The integration wall: When a user uses one proprietary format, the structural engineer another, and the GIS department a third, the “translation” process could lead to data degradation. This “friction” costs the global construction industry billions in coordination efforts every year.
True sovereignty requires open definitions
True sovereignty requires a two-pronged approach. Yes, keep the servers local. But more importantly, mandate the definitions. We must stop asking “Where is our data?” and start asking “Who owns the keys to unlock your data formats?”
This is where the work of organisations like buildingSMART and the Open Geospatial Consortium (OGC) becomes a business imperative rather than a “technical nice-to-have.”
The Bottom Line
If you cannot open, read, and edit your BIM or GIS data without a specific company’s permission, that data is a liability, not an asset. True digital sovereignty isn’t just about fences and firewalls; it’s about interoperability. Of course you can use proprietary files. They are needed and useful. Just don’t make your long-term business dependent on them.
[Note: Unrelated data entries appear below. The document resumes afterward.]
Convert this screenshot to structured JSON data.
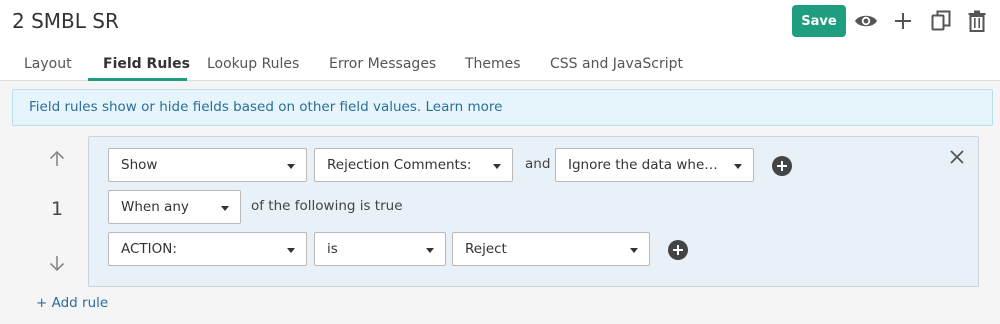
{
  "header": {
    "title": "2 SMBL SR",
    "save_label": "Save",
    "icons": [
      "eye-icon",
      "plus-icon",
      "copy-icon",
      "trash-icon"
    ]
  },
  "tabs": [
    {
      "label": "Layout",
      "active": false
    },
    {
      "label": "Field Rules",
      "active": true
    },
    {
      "label": "Lookup Rules",
      "active": false
    },
    {
      "label": "Error Messages",
      "active": false
    },
    {
      "label": "Themes",
      "active": false
    },
    {
      "label": "CSS and JavaScript",
      "active": false
    }
  ],
  "info": {
    "text": "Field rules show or hide fields based on other field values.",
    "link": "Learn more"
  },
  "rule": {
    "number": "1",
    "action_select": "Show",
    "field_select": "Rejection Comments:",
    "and_label": "and",
    "data_select": "Ignore the data when t...",
    "match_select": "When any",
    "match_suffix": "of the following is true",
    "condition": {
      "field": "ACTION:",
      "operator": "is",
      "value": "Reject"
    }
  },
  "add_rule_label": "+ Add rule",
  "colors": {
    "accent": "#1f9e7f",
    "info_bg": "#e6f4fb",
    "link": "#2a6f9a",
    "rule_bg": "#e8f0f8"
  }
}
By mandating openBIM and Open GIS formats in every contract, we stop renting our own intelligence and start owning it.
Storing data is easy; owning its future is hard. If you don’t mandate open formats, someone else holds the keys to your assets.

This really nails the hidden trap in data sovereignty. The distinction between data location and format accessibility is something most orgs miss completely. I worked on a municipal project where we had local servers but coudn't migrate legacy GIS data without paying for old licenses, it was absurd. The version tax point especially hits hard becuase it turns your own IP into a recurring expense.